Common Beginner Mistakes
- Treating the automated brief as final. It's a strong starting point, not a substitute for your own domain knowledge on less common subtopics.
- Chasing a perfect Topic Score. Diminishing returns and risk of unnatural writing set in well before 100.
- Ignoring the Answer Engine. It's a fast source of genuinely searched questions for FAQ sections, often overlooked since it's a separate tab from the main brief.
- Running one brief per keyword in isolation. When planning several related articles, generate all their briefs in the same session — overlapping headings and questions across briefs are a useful signal for how to split topics between separate pieces versus combining them into one comprehensive article.
Using Frase for a Team of Writers
If you're briefing freelance or in-house writers rather than writing everything yourself, Frase's brief becomes a handoff document rather than just a personal outline.

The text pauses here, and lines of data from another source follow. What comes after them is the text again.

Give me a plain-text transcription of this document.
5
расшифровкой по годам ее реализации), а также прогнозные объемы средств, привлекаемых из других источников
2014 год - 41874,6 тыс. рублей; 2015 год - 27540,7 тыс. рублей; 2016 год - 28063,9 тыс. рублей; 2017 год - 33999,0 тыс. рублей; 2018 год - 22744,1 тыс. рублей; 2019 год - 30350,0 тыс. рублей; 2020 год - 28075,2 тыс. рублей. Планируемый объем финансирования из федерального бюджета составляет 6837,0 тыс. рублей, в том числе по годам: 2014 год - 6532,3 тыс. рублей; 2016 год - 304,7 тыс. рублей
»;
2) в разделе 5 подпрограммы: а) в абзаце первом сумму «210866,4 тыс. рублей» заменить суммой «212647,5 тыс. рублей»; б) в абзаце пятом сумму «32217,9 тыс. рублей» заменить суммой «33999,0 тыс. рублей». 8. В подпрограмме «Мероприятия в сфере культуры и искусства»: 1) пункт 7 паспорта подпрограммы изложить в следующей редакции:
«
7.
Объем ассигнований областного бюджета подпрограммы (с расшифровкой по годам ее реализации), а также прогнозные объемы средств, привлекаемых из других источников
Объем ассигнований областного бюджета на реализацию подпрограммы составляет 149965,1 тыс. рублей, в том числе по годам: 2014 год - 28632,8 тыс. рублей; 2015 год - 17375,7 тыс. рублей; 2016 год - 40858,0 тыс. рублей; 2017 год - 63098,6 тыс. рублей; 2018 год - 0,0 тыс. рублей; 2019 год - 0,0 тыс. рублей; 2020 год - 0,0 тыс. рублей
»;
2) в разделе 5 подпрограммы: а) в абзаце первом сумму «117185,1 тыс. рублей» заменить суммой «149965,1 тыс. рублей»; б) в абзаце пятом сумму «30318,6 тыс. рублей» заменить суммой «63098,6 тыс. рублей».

- Generate and refine the brief yourself first, adding any subtopics the automated analysis missed
- Share the document link with your writer directly from Frase — they see the same headings, target terms, and question list you reviewed
- Have the writer work inside the Frase editor so the Topic Score updates live as they draft, rather than writing externally and pasting in at the end
- Review the finished draft against the original brief before publishing, checking that the writer addressed the core headings even if they reorganized the structure
This workflow removes a common failure point in outsourced content production — a writer working from a vague topic instead of a structured, competitor-informed brief consistently produces weaker first drafts that need more editing rounds.